Una elegante signora bionda dal sorriso smagliante prende posto al tavolo delle conferenze stampa: non si riesce a credere che sia proprio lei «la signora dei cammelli» , la Robin Davidson che abbiamo appena visto interpretata da Mia Wasikowska in Tracks di John Curran, in concorso, per percorrere a venticinque anni 2.700 chilometri di deserto australiano, un viaggio in solitaria della durata di nove mesi in compagnia di un cane nero e quattro cammelli. Eppure lo sguardo possiede qualcosa del sogno e della determinazione. Per compiere «l’impresa» anche se a malincuore, la Davidson accettò il finanziamento di National Geographic (11 milioni di lettori) con un fotografo che discretamente ne illustrò le fasi, scrisse poi un libro diventato un classico nel suo paese e il regista aspettò che scadessero i diritti della Disney per riacquistarli. Il film cerca di avvicinarsi il più possibile a uno stato d’animo di ricerca di se stessi, di fondere il personaggio con il paesaggio, elemento di una meta interiore e non di meraviglia esotica.

Certo il festival di Venezia si apre con un bel gruppo di donne molto toste, pure se alla guida sono assai discutibili, come la Bullock che si impappinava coi comandi dello shuttle o le due inflessibili Rosa e Samira (Emma Dante ed Elena Cotta di Via Castellana Bandiera) che morirebbero piuttosto che cedere la strada, aggrappate al volante. Qui Robin conduce se stessa e i suoi animali in un viaggio estremo partendo da Alice Springs, luogo famoso per i cammellieri afghani, diretta verso Uluru, verso l’oceano, Mia Wasikowska, è stata indicata come interprete e alter ego dalla Davidson in persona. Avendo appena compiuto un altro viaggio solitario (verso l’età adulta) in Stoker sa bene come si va dritti per la propria strada e riesce a tenere perfettamente la scena anche in questo caso. Non così fragile come sembra, emana forza e determinazione.

Robin ha dei conti da regolare con la sua vita, orfana di tanti affetti. Ha come bagaglio di esperienza la vita del padre che da allevatore rovinato dalla siccità si era poi messo a girare a piedi l’Africa orientale in cerca dell’oro. Al posto delle inutili parole padroneggia molto meglio il contatto diretto con gli animali.

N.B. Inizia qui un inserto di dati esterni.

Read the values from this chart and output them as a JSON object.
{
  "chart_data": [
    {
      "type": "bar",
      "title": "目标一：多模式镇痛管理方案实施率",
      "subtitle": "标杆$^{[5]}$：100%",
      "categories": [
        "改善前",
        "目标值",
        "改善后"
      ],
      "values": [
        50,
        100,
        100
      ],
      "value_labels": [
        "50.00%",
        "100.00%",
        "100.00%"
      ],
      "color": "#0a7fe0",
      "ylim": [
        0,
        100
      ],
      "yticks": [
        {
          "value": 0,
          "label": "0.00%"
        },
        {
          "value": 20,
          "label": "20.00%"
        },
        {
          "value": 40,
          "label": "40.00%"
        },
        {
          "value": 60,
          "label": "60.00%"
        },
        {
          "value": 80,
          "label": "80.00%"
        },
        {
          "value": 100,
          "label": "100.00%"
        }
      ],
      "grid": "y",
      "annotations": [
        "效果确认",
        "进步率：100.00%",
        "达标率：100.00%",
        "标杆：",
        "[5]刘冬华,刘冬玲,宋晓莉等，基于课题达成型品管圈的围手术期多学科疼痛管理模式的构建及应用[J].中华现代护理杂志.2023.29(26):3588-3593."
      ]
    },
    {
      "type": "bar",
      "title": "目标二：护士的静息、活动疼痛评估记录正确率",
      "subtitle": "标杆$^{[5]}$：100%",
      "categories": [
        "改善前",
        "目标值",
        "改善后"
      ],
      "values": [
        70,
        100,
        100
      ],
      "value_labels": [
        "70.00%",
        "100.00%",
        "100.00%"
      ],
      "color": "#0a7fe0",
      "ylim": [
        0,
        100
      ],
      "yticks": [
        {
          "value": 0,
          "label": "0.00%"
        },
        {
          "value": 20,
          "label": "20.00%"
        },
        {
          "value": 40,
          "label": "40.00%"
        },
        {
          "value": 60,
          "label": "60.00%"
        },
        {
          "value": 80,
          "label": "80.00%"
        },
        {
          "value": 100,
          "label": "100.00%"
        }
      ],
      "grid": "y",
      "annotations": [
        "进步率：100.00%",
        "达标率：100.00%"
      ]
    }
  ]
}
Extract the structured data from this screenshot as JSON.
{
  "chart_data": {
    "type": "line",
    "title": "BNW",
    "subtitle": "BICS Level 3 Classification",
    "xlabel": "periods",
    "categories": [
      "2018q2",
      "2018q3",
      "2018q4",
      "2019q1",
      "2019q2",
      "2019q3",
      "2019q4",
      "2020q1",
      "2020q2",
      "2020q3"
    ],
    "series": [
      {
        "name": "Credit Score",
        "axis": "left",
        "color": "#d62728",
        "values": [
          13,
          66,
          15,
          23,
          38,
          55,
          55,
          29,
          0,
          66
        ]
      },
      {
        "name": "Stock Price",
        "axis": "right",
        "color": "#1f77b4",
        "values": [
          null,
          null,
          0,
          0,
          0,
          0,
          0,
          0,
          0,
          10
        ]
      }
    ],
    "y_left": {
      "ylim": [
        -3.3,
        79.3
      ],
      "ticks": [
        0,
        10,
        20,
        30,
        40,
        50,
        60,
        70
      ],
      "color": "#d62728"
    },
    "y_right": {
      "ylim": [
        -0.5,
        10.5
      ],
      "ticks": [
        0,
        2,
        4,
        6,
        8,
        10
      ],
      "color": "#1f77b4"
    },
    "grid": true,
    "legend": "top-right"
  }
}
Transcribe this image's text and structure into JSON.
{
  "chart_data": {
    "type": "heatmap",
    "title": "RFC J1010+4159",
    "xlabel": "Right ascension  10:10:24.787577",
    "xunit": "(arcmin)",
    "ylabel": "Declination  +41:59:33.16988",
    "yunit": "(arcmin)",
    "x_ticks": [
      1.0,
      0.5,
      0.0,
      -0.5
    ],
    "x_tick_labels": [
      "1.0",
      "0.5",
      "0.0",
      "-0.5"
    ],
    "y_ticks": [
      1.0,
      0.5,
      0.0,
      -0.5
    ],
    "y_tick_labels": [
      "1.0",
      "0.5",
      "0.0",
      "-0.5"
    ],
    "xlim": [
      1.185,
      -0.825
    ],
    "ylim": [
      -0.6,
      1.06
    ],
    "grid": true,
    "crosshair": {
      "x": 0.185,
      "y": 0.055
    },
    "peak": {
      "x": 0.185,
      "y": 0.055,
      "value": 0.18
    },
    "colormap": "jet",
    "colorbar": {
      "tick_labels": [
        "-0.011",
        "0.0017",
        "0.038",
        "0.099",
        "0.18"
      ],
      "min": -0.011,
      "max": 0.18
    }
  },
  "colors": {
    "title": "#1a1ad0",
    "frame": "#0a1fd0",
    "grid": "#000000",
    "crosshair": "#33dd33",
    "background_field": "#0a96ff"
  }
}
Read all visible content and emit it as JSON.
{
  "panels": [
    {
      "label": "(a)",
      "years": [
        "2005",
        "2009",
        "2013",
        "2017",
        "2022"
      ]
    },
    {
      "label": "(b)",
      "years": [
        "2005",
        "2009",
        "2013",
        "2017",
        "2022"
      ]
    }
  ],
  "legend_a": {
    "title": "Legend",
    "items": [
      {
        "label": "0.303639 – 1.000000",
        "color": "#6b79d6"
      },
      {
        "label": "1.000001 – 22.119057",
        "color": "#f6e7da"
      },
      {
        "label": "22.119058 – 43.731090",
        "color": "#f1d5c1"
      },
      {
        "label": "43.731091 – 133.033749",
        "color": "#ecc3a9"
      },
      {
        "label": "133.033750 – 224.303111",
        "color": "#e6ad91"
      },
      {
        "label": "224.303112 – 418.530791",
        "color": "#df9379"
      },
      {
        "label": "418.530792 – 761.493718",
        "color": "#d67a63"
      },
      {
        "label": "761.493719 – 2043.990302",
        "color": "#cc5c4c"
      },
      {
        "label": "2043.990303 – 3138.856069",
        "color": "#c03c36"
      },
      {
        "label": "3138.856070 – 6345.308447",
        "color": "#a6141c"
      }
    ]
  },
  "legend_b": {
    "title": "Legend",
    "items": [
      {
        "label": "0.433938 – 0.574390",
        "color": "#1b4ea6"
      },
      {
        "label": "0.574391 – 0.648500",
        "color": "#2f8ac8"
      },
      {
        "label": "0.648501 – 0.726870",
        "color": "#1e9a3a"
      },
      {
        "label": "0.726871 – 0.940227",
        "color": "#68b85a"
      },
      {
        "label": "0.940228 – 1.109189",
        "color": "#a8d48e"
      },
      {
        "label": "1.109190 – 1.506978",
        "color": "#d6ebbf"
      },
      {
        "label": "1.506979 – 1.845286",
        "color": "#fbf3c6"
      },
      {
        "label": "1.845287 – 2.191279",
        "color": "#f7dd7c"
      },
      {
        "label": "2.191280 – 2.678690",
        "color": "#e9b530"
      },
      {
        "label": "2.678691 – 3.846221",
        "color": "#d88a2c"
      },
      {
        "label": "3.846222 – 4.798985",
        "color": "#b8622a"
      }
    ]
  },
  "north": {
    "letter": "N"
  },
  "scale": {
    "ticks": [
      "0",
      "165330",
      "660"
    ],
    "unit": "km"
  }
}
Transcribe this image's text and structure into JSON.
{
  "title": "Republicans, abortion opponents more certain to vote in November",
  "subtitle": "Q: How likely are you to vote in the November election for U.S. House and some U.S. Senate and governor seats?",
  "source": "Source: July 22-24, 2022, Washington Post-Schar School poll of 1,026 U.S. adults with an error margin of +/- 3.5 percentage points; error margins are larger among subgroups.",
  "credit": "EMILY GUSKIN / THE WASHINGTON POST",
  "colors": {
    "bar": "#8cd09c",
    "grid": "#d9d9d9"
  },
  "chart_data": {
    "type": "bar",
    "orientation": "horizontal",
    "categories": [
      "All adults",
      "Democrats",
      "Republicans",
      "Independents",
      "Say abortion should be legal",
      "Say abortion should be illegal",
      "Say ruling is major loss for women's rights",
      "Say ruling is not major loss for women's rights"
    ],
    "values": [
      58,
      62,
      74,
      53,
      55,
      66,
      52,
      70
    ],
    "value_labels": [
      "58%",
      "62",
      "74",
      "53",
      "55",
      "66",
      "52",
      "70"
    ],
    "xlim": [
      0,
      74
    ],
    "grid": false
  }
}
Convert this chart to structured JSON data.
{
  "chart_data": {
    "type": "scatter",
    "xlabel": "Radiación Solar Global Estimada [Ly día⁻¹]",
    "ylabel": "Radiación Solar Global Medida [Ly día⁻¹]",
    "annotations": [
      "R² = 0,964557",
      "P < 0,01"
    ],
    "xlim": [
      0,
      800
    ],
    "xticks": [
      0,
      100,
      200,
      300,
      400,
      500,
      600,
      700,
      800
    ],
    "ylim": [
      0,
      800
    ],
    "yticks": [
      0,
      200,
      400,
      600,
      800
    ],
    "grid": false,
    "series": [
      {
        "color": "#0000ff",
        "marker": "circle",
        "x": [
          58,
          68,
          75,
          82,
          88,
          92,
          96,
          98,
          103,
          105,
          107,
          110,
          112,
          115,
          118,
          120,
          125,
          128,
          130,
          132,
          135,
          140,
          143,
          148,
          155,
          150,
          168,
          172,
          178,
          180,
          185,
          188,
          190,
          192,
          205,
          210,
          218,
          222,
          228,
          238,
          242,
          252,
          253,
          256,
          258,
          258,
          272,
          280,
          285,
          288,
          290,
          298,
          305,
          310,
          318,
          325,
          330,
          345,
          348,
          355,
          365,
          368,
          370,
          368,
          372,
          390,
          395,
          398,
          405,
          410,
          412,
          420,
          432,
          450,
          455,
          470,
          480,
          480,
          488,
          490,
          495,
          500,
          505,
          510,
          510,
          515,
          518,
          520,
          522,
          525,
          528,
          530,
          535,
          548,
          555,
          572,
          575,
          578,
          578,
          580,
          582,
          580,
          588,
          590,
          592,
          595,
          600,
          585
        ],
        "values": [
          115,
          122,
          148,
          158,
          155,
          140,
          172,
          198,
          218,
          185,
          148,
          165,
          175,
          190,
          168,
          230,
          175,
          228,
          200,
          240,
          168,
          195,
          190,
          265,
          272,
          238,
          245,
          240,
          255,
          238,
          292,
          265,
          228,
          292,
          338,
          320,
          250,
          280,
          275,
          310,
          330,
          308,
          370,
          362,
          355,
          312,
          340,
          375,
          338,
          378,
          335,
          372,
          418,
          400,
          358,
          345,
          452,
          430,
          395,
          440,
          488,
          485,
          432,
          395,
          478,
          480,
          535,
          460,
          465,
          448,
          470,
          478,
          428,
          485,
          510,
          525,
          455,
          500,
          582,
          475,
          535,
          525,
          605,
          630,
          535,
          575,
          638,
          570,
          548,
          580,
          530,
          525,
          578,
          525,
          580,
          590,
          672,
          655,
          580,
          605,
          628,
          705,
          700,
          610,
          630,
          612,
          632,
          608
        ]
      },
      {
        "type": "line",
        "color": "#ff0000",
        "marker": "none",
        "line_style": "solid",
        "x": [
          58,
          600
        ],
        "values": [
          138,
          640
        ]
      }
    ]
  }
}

I film sul deserto sono preziosi per gli appassionati di cinema, su quegli schermi vuoti e dorati si possono proiettare tante altre immagini e i registi che lì hanno le loro origini ci hanno raccontato che non sono luoghi vuoti ma posseggono tradizioni antiche e leggendarie. Lontano da Abderramane Sissako, da Bertolucci e da Jodorowski, John Curran si tiene ben piantato su quella terra da percorrere. Mentre i deserti africani hanno sciorinato più volte le loro meraviglie sullo schermo, l’Australia resta ancora terra piuttosto misteriosa. Il viaggio di Tracks si svolge negli anni Settanta, quando i giovani conoscevano la frenesia del viaggio, ma le rotte più seguite erano l’India, Londra, la California e ci si muoveva in gruppo. Questo viaggio va in controtendenza, non vorrebbe avere niente di esotico perché la protagonista è già abituata a vivere nella natura, «in the bush» come si dice da quelle parti, vuole soltanto starsene da sola e utilizzare quello che la natura offre, come due o tre capi delle migliaia di cammelli selvatici importati nel paese quando ancora non c’erano macchine e aerei e poi lasciati allo stato brado, tranne che in alcuni parchi per turisti. Robin impara in uno di questi come fare per ammaestrarli in modo da trasportare le poche attrezzature che le servono ed è proprio il suo progressivo addestramento a costituire un momento interessante del racconto che mette in scena l’ossessione dell’obiettivo impossibile fino a raggiungerlo.

Che il deserto sia ricco di scoperte lo vediamo nell’incontro con i personaggi che pure lo abitano – aborigeni, qualche anziano allevatore trapiantato dall’Inghilterra senza cambiarne lo stile di vita – nei luoghi sacri più famosi e in quelli sconosciuti dove alle donne è vietato passare senza essere accompagnate da un anziano.
Poiché la richiesta degli aborigeni di non fotografare quei posti per rispetto non è mai stata ascoltata, non sarà neanche un problema se ne sono state fatte riprese per un film (ma in ogni caso si chiede scusa se in alcune scene si vedono persone nel frattempo scomparse).